Hi I'm Bud Selig, you might remember me from such great summer classic movies like Barry Bonds Bikini Blowout, or Roger Clemens Endless Steroid but today I'm talking to you eye to eye, man to man, about a grave injustice, the kind of injustice that makes a fake Indian shed a tear in a public service announcement about littering...As if the Indians never littered.
But I digress, today I have to tell you the whole truth, and nothing but the truth, or at least as much of the truth that the law of averages allows to spill out of my lemon sucking visage.
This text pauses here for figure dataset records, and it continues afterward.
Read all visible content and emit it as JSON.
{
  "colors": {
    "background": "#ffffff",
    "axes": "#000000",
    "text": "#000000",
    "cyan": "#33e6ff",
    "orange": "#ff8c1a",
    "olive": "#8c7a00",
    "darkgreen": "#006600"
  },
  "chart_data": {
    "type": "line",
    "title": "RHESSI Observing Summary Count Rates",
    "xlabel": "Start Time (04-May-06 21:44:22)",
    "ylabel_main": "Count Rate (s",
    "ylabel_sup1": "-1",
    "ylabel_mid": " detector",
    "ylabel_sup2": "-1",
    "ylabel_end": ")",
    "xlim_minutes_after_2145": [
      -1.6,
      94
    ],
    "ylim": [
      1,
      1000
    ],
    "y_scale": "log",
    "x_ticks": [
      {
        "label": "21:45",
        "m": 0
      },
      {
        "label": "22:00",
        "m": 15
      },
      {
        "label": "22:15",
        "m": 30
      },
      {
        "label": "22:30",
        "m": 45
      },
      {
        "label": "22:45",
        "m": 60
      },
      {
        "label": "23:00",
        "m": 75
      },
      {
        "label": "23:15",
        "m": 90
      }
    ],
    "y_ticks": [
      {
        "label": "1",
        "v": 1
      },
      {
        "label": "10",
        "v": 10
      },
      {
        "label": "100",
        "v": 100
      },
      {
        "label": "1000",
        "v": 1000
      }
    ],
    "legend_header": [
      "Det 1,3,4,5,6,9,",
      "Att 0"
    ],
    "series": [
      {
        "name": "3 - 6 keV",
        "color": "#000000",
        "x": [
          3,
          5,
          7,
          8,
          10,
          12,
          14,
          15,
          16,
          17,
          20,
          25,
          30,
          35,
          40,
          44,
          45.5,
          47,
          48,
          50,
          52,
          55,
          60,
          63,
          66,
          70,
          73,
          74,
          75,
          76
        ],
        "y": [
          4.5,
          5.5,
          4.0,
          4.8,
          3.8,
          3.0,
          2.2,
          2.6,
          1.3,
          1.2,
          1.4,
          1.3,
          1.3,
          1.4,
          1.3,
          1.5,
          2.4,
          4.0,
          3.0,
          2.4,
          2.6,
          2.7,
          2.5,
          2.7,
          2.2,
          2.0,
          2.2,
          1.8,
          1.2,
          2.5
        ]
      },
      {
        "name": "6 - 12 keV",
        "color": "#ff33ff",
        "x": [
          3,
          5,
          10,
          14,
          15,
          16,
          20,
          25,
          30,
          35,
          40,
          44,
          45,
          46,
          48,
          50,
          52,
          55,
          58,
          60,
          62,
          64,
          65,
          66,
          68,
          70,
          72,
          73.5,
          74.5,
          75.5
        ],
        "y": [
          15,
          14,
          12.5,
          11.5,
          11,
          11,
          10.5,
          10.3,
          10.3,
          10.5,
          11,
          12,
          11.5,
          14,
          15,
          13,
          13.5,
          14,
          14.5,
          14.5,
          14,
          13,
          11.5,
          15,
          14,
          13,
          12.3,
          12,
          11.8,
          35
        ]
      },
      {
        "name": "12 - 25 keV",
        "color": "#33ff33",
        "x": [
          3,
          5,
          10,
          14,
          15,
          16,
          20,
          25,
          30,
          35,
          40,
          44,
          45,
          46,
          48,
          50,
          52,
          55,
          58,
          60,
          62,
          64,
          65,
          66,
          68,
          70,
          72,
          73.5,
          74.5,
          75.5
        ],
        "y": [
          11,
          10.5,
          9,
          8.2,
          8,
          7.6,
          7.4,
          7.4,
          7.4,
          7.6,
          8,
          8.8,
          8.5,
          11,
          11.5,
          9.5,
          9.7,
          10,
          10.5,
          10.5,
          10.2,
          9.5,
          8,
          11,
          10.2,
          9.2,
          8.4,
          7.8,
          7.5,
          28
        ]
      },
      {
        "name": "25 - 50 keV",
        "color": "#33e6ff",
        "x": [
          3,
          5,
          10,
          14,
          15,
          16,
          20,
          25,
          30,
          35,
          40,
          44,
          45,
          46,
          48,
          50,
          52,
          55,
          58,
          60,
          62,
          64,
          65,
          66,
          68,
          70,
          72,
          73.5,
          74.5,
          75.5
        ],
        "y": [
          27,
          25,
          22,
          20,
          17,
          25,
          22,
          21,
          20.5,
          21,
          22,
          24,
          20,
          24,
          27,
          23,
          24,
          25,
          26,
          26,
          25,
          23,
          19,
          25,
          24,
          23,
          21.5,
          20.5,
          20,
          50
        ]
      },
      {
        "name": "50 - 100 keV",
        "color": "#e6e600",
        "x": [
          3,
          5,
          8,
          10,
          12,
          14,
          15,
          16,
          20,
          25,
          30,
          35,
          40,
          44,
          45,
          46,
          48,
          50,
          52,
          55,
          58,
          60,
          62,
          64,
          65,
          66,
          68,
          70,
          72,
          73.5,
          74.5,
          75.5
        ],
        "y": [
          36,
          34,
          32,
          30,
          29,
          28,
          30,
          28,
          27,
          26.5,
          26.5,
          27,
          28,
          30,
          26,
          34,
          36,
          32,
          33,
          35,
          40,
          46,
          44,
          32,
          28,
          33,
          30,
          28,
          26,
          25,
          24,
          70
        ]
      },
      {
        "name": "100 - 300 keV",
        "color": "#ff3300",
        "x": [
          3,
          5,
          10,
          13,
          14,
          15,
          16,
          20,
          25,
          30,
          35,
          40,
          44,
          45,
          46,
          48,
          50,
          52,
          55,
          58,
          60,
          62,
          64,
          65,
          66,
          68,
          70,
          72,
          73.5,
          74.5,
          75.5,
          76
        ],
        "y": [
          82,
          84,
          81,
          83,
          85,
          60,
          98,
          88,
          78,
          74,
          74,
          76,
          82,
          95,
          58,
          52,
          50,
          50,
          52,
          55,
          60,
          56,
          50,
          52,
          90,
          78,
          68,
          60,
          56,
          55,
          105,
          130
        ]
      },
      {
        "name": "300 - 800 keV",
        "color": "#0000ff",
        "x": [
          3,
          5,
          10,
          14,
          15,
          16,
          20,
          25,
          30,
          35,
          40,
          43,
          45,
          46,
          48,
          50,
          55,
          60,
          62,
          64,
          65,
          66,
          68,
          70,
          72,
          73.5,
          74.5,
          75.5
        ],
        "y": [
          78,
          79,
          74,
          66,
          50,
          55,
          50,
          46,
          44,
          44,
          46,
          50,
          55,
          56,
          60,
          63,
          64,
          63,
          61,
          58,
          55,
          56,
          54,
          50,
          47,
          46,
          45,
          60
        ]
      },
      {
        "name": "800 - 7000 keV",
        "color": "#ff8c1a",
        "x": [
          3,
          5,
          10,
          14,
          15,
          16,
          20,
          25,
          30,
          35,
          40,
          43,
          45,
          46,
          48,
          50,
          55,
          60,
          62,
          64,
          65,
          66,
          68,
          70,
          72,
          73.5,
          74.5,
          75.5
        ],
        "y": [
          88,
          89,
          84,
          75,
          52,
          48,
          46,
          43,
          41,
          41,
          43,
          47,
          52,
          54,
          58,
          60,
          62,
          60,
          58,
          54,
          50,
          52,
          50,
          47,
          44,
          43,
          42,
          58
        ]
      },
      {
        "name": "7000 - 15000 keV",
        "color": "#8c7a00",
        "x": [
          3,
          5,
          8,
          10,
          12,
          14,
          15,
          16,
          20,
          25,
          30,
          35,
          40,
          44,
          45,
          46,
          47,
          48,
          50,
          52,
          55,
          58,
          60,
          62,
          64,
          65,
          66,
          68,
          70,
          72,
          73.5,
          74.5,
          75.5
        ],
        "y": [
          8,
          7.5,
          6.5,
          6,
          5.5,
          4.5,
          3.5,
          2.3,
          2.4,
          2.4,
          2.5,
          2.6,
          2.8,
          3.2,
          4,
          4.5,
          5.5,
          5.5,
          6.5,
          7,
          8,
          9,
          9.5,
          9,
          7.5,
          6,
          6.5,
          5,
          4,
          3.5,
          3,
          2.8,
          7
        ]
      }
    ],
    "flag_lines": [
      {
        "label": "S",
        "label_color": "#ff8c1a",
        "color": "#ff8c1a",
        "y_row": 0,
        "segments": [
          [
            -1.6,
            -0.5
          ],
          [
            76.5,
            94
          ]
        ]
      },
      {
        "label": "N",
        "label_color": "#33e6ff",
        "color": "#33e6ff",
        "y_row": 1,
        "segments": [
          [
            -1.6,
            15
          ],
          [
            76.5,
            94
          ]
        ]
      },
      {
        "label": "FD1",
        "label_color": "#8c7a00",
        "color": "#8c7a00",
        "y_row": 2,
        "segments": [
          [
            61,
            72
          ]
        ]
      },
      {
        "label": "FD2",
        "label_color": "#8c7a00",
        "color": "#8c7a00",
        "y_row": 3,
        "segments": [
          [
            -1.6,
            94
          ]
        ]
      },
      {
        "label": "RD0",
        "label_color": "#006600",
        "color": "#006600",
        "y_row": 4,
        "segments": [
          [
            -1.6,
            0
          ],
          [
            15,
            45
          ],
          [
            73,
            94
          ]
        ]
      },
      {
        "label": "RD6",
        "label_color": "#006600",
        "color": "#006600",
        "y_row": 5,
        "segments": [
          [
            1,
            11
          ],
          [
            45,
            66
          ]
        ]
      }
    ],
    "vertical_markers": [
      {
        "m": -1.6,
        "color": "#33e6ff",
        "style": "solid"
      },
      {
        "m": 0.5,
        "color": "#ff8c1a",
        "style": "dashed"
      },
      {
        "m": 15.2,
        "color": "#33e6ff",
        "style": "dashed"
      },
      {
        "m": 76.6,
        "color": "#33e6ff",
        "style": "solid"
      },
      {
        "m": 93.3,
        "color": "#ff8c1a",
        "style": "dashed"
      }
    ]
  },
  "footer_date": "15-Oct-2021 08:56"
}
Lately a lot of stories in the media have focused on a list from 2003 that purportedly names 104 players who tested positive for steroids. Well that list is a lie!
Only 96 players tested positive and from what I understand about the law from watching Perry Mason, LA Law, The Practice, etc. that means they're all innocent of any charges, no matter how accurately leveled by the press, fans, or people who actually witnessed them injecting the drugs or may have supplied them.
This isn't about steroids anymore, it's about holding a grudge. Fine, I can hold one too, right Pete? But the point I'm trying to make is, out of that chemical sludge crawled a crop of ballplayers the likes of which the game hasn't seen in 150-years and won't see again until drugs get ahead of the testing curve. Let the cold dead chemical past rest in peace in the Hall of Fame where it belongs.
Do you think the average fan cares why a guy who can't hit .232 fairly, suddenly starts crushing the potato and swats about a jillion homers between the ages of 38 and 50? I don't think so. The simple fact is more is better, and triple more is at least twice as good.
So rest assured, as commissioner I will continue vigorously enforcing the integrity of the game, as long as it doesn't impede the dollars flowing into my pocket, because it's all about the benjamin's, dead presidents, and pesos my friend.